D.C. Fire Chief Burton Johnson said yesterday he is seeking direct authority to close down immediately businesses such as theaters and dance halls when inspectors find violations of fire safety regulations.
He said the authority is needed to avoid enforcement delays caused by the present system of issuing citations, referring the violation to other government agencies and taking offenders to court.
Johnson's assertions to a reporter followed a 90-minute, closed-door meeting yesterday in which fire and housing department officials discussed ways of tightening the city's building safety code in the wake of the Cinema Follies fire Monday that took eight lives.
The meeting was called by Johnson at the request of Mayor Walter E. Washington and also follows published reports of illegally locked fire exits in some city public schools. There has been a long smoldering debate among fire, housing and school officials over whether and how fire safety regulations in public schools should be enforced.
The division os authority in such matters was apparently one of the topics at yesterday's meeting, although none of those attending would say so specifically.
Johnson said the same officials will meet again Monday and announce proposals then for tightening enforcement procedures.
Some improved enforcement procedures may require legislation by the City Council, Johnson said.
He Said, for example, that he is not sure if the current fire safety code empowers his fire inspectors to close "public gathering" activity immediately in places like theaters and dance halls.
"But we are doing some homework this weekend to see if there is such authority," he said. If his legal advisers say no such authority exists then the fire department is likely to seek it through legislation, he said.
Johnson would not say whether some public school buildings had locked exits, but in an interview he expressed sympathy for school officials who are concerned about keeping thieves and other intruders out of their buildings during school hours.
"I feel for the principal of a school," he said. "He gets kicked in the 'hind parts by some parents if he leaves doors open and lets intruders in, and then he gets kicked by others if he locks the doors and creates a (possible fire hazard) . . . I don't know any easy way out. No amount of legislation is going to alleviate the situation entirely . . . There's got to be a more basic change in soceity, in social attitudes."
The District's fire safety regulations and their meaning are a subject of consideration debate among officials of the Fire Department and the Department of Economic Development. Fire officials say, for example, that businesses like the two-story Cinema Follies Club should be regarded as places of public assembly and thus subject to a building code requirement that "there shall be at least two Class A stairways in the buildings over one story in height." The Cinema Follies building at 37 L st. S.E., had one stairway.
The Cinema Follies was classified as a private club when it ifrst opened two years ago. Last June, the Department of Economic Developement reclassified it as a theater, according to fire department officials but "we were never notified," said one official.

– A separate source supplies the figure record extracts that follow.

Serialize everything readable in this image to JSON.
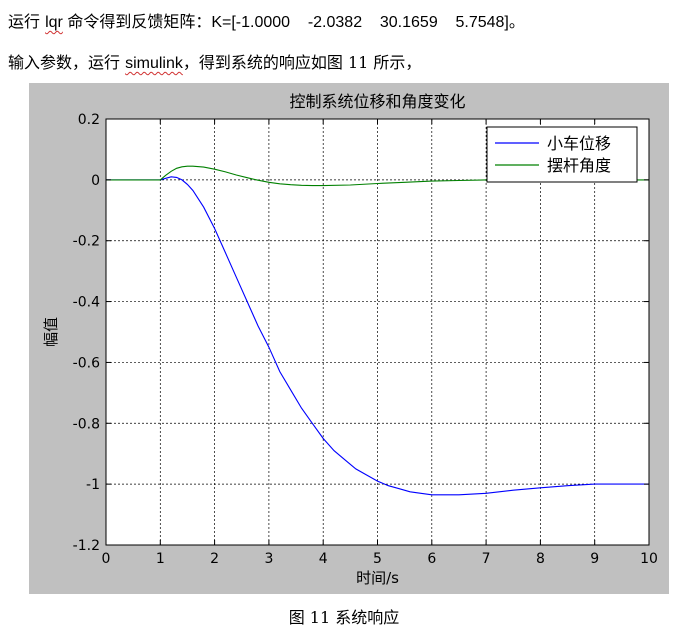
{
  "text": {
    "p1_a": "运行 ",
    "p1_word": "lqr",
    "p1_b": " 命令得到反馈矩阵：K=[-1.0000    -2.0382    30.1659    5.7548]。",
    "p2_a": "输入参数，运行 ",
    "p2_word": "simulink",
    "p2_b": "，得到系统的响应如图 11 所示，",
    "caption": "图 11  系统响应"
  },
  "colors": {
    "figure_bg": "#c0c0c0",
    "plot_bg": "#ffffff",
    "series_cart": "#0000ff",
    "series_pendulum": "#008000"
  },
  "chart_data": {
    "type": "line",
    "title": "控制系统位移和角度变化",
    "xlabel": "时间/s",
    "ylabel": "幅值",
    "xlim": [
      0,
      10
    ],
    "ylim": [
      -1.2,
      0.2
    ],
    "xticks": [
      0,
      1,
      2,
      3,
      4,
      5,
      6,
      7,
      8,
      9,
      10
    ],
    "yticks": [
      0.2,
      0,
      -0.2,
      -0.4,
      -0.6,
      -0.8,
      -1,
      -1.2
    ],
    "ytick_labels": [
      "0.2",
      "0",
      "-0.2",
      "-0.4",
      "-0.6",
      "-0.8",
      "-1",
      "-1.2"
    ],
    "grid": true,
    "legend": "top-right",
    "series": [
      {
        "name": "小车位移",
        "color": "#0000ff",
        "x": [
          0,
          1.0,
          1.1,
          1.2,
          1.3,
          1.4,
          1.5,
          1.6,
          1.8,
          2.0,
          2.2,
          2.4,
          2.6,
          2.8,
          3.0,
          3.2,
          3.4,
          3.6,
          3.8,
          4.0,
          4.2,
          4.4,
          4.6,
          4.8,
          5.0,
          5.2,
          5.4,
          5.6,
          5.8,
          6.0,
          6.2,
          6.5,
          7.0,
          7.5,
          8.0,
          8.5,
          9.0,
          9.5,
          10.0
        ],
        "y": [
          0,
          0,
          0.005,
          0.01,
          0.008,
          0.0,
          -0.015,
          -0.035,
          -0.09,
          -0.16,
          -0.24,
          -0.32,
          -0.4,
          -0.48,
          -0.55,
          -0.63,
          -0.69,
          -0.75,
          -0.8,
          -0.85,
          -0.89,
          -0.92,
          -0.95,
          -0.97,
          -0.99,
          -1.005,
          -1.015,
          -1.025,
          -1.03,
          -1.035,
          -1.035,
          -1.035,
          -1.03,
          -1.02,
          -1.012,
          -1.005,
          -1.0,
          -1.0,
          -1.0
        ]
      },
      {
        "name": "摆杆角度",
        "color": "#008000",
        "x": [
          0,
          1.0,
          1.1,
          1.2,
          1.3,
          1.4,
          1.5,
          1.6,
          1.8,
          2.0,
          2.2,
          2.4,
          2.6,
          2.8,
          3.0,
          3.2,
          3.4,
          3.6,
          3.8,
          4.0,
          4.5,
          5.0,
          5.5,
          6.0,
          6.5,
          7.0,
          7.5,
          8.0,
          9.0,
          10.0
        ],
        "y": [
          0,
          0,
          0.015,
          0.028,
          0.038,
          0.043,
          0.045,
          0.045,
          0.042,
          0.035,
          0.026,
          0.016,
          0.007,
          -0.001,
          -0.008,
          -0.013,
          -0.016,
          -0.018,
          -0.019,
          -0.019,
          -0.017,
          -0.012,
          -0.008,
          -0.004,
          -0.002,
          0.0,
          0.0,
          0.0,
          0.0,
          0.0
        ]
      }
    ]
  }
}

The Department of Economic Development, on the other hand, has been exempting so-called "private clubs" with setaing capacities of fewer than 75 from such requirements. The Cinema Follies theatre has 74 seats.
"They want to enforce building construction and have us just maintain what they approve," complained one fire official yesterday.

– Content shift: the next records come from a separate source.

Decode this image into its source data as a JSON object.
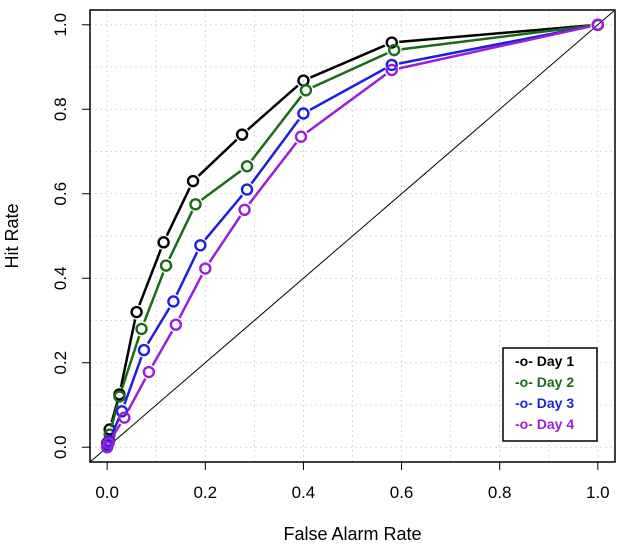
{
  "chart_data": {
    "type": "line",
    "title": "",
    "xlabel": "False Alarm Rate",
    "ylabel": "Hit Rate",
    "xlim": [
      0,
      1
    ],
    "ylim": [
      0,
      1
    ],
    "xticks": [
      "0.0",
      "0.2",
      "0.4",
      "0.6",
      "0.8",
      "1.0"
    ],
    "yticks": [
      "0.0",
      "0.2",
      "0.4",
      "0.6",
      "0.8",
      "1.0"
    ],
    "grid": true,
    "legend_position": "bottom-right",
    "reference_line": "diagonal",
    "series": [
      {
        "name": "Day 1",
        "legend_label": "-o- Day 1",
        "color": "#000000",
        "x": [
          0.0,
          0.005,
          0.025,
          0.06,
          0.115,
          0.175,
          0.275,
          0.4,
          0.58,
          1.0
        ],
        "y": [
          0.01,
          0.042,
          0.125,
          0.32,
          0.485,
          0.63,
          0.74,
          0.868,
          0.958,
          1.0
        ]
      },
      {
        "name": "Day 2",
        "legend_label": "-o- Day 2",
        "color": "#1a6b1a",
        "x": [
          0.0,
          0.005,
          0.025,
          0.07,
          0.12,
          0.18,
          0.285,
          0.405,
          0.585,
          1.0
        ],
        "y": [
          0.008,
          0.03,
          0.12,
          0.28,
          0.43,
          0.575,
          0.665,
          0.845,
          0.94,
          1.0
        ]
      },
      {
        "name": "Day 3",
        "legend_label": "-o- Day 3",
        "color": "#1f1fe0",
        "x": [
          0.0,
          0.004,
          0.03,
          0.075,
          0.135,
          0.19,
          0.285,
          0.4,
          0.58,
          1.0
        ],
        "y": [
          0.005,
          0.015,
          0.085,
          0.23,
          0.345,
          0.478,
          0.61,
          0.79,
          0.905,
          1.0
        ]
      },
      {
        "name": "Day 4",
        "legend_label": "-o- Day 4",
        "color": "#9b1fd6",
        "x": [
          0.0,
          0.003,
          0.035,
          0.085,
          0.14,
          0.2,
          0.28,
          0.395,
          0.58,
          1.0
        ],
        "y": [
          0.0,
          0.01,
          0.07,
          0.178,
          0.29,
          0.423,
          0.562,
          0.735,
          0.893,
          1.0
        ]
      }
    ]
  }
}
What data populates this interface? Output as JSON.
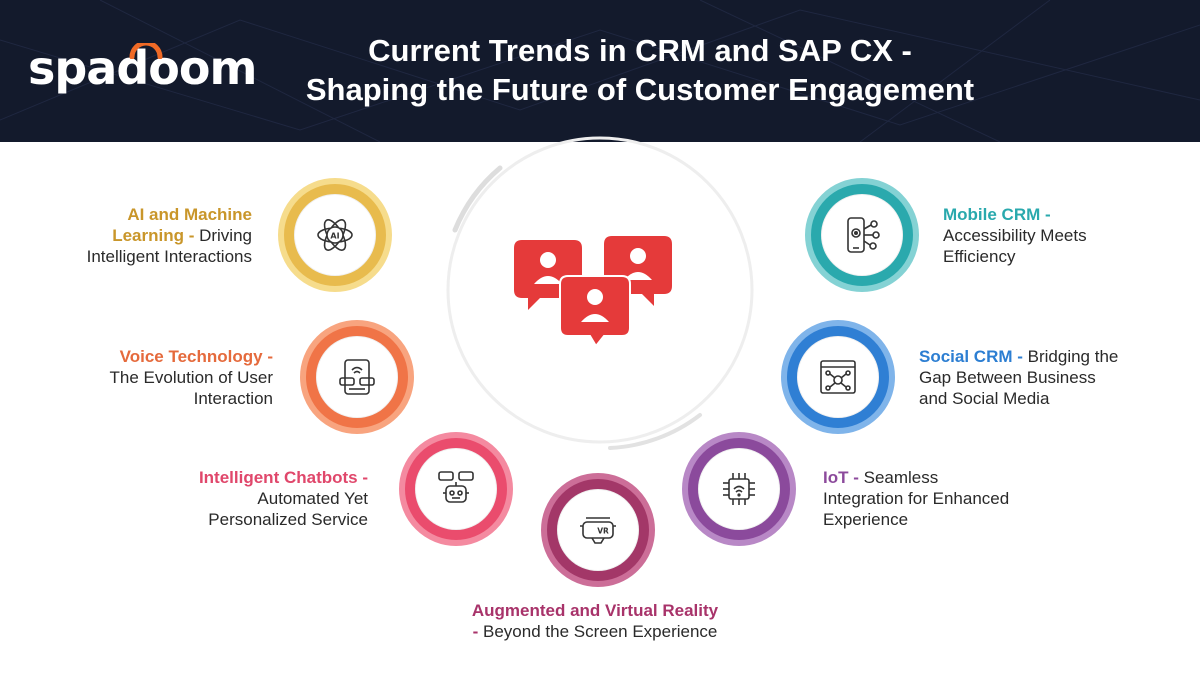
{
  "header": {
    "logo_text": "spadoom",
    "title_line1": "Current Trends in CRM and SAP CX -",
    "title_line2": "Shaping the Future of Customer Engagement"
  },
  "colors": {
    "header_bg": "#131a2c",
    "logo_accent": "#f06a26",
    "ai": "#c9962a",
    "voice": "#e56a3c",
    "chatbots": "#e0476b",
    "arvr": "#a8336a",
    "iot": "#8c4a9c",
    "social": "#2c7ed2",
    "mobile": "#29a9ad",
    "center_icon": "#e53a3a"
  },
  "trends": {
    "ai": {
      "highlight": "AI and Machine",
      "highlight2": "Learning -",
      "desc": "Driving",
      "desc2": "Intelligent Interactions",
      "icon": "ai-icon"
    },
    "voice": {
      "highlight": "Voice Technology -",
      "desc1": "The Evolution of User",
      "desc2": "Interaction",
      "icon": "voice-device-icon"
    },
    "chatbots": {
      "highlight": "Intelligent Chatbots -",
      "desc1": "Automated Yet",
      "desc2": "Personalized Service",
      "icon": "chatbot-icon"
    },
    "arvr": {
      "highlight": "Augmented and Virtual Reality",
      "highlight2": "-",
      "desc": "Beyond the Screen Experience",
      "icon": "vr-headset-icon"
    },
    "iot": {
      "highlight": "IoT -",
      "desc1": "Seamless",
      "desc2": "Integration for Enhanced",
      "desc3": "Experience",
      "icon": "iot-chip-icon"
    },
    "social": {
      "highlight": "Social CRM -",
      "desc1": "Bridging the",
      "desc2": "Gap Between Business",
      "desc3": "and Social Media",
      "icon": "social-network-icon"
    },
    "mobile": {
      "highlight": "Mobile CRM -",
      "desc1": "Accessibility Meets",
      "desc2": "Efficiency",
      "icon": "mobile-crm-icon"
    }
  },
  "center": {
    "icon": "customer-profiles-icon"
  }
}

The city fire marshal's office has a three-man unit charged with inspecting places of public assembly, a category interpreted to include hotels, motels, restaurants, clubs, theaters, churches, arenas and sports facilities. The same unit also must dispatch an inspector to examine any location in advance of a presidential visit.
Sgt. Willie G. Grimes, who runs the unit, said his staff isn't large enough for its assignment. An executive of one large area movie theater chain agree. "We get inspected right and left in Maryland compared to D.C.," he said.

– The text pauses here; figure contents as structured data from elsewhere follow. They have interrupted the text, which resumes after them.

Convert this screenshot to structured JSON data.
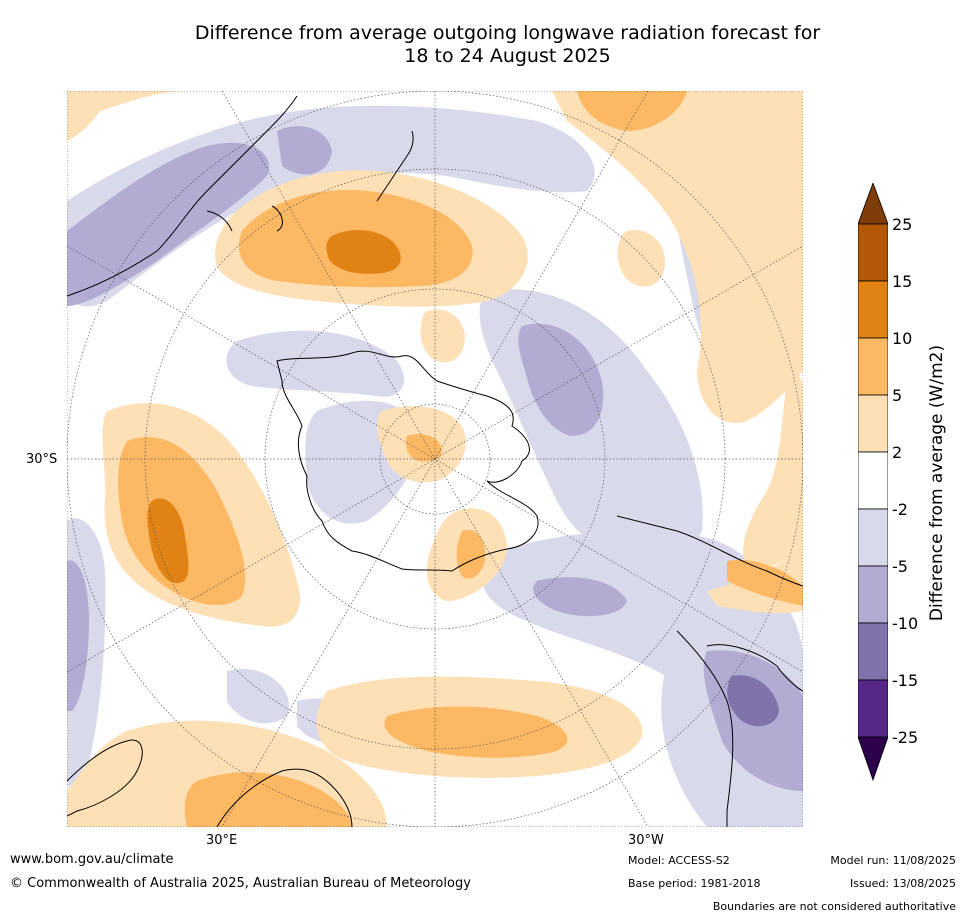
{
  "title": {
    "line1": "Difference from average outgoing longwave radiation forecast for",
    "line2": "18 to 24 August 2025"
  },
  "axis_labels": {
    "lat": "30°S",
    "lon_east": "30°E",
    "lon_west": "30°W"
  },
  "colorbar": {
    "title": "Difference from average (W/m2)",
    "ticks": [
      "25",
      "15",
      "10",
      "5",
      "2",
      "-2",
      "-5",
      "-10",
      "-15",
      "-25"
    ],
    "colors": [
      "#7f3b08",
      "#b35806",
      "#e08214",
      "#fdb863",
      "#fee0b6",
      "#ffffff",
      "#d8daeb",
      "#b2abd2",
      "#8073ac",
      "#542788",
      "#2d004b"
    ]
  },
  "footer": {
    "url": "www.bom.gov.au/climate",
    "copyright": "© Commonwealth of Australia 2025, Australian Bureau of Meteorology",
    "model": "Model: ACCESS-S2",
    "base_period": "Base period: 1981-2018",
    "model_run": "Model run: 11/08/2025",
    "issued": "Issued: 13/08/2025",
    "disclaimer": "Boundaries are not considered authoritative"
  }
}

Grimes also expressed frustration with the enforcement tools available to him. When one of his inspectors finds a fire-related violation of the building code, he can't initiate any enforcement himself, said Grimes. Instead, he has to refer the problem to the Department of Economic Development, and "some referrals sit down there for quite a while," Grimes said.
In the wake of the Cinema Follies fire, several high officials of the D.C. Fire Department criticized other city governments agencies for what they said was lack of concern with fire safety - chiefly the Department of Economic Development, the school system and the Corporation Counsel's Office.
Corporation Counsel John Risher yesterday issued an angry memo delanding his office and calling on its critics to curtail further comment as well as to state that they have been misquoted or were mistaken.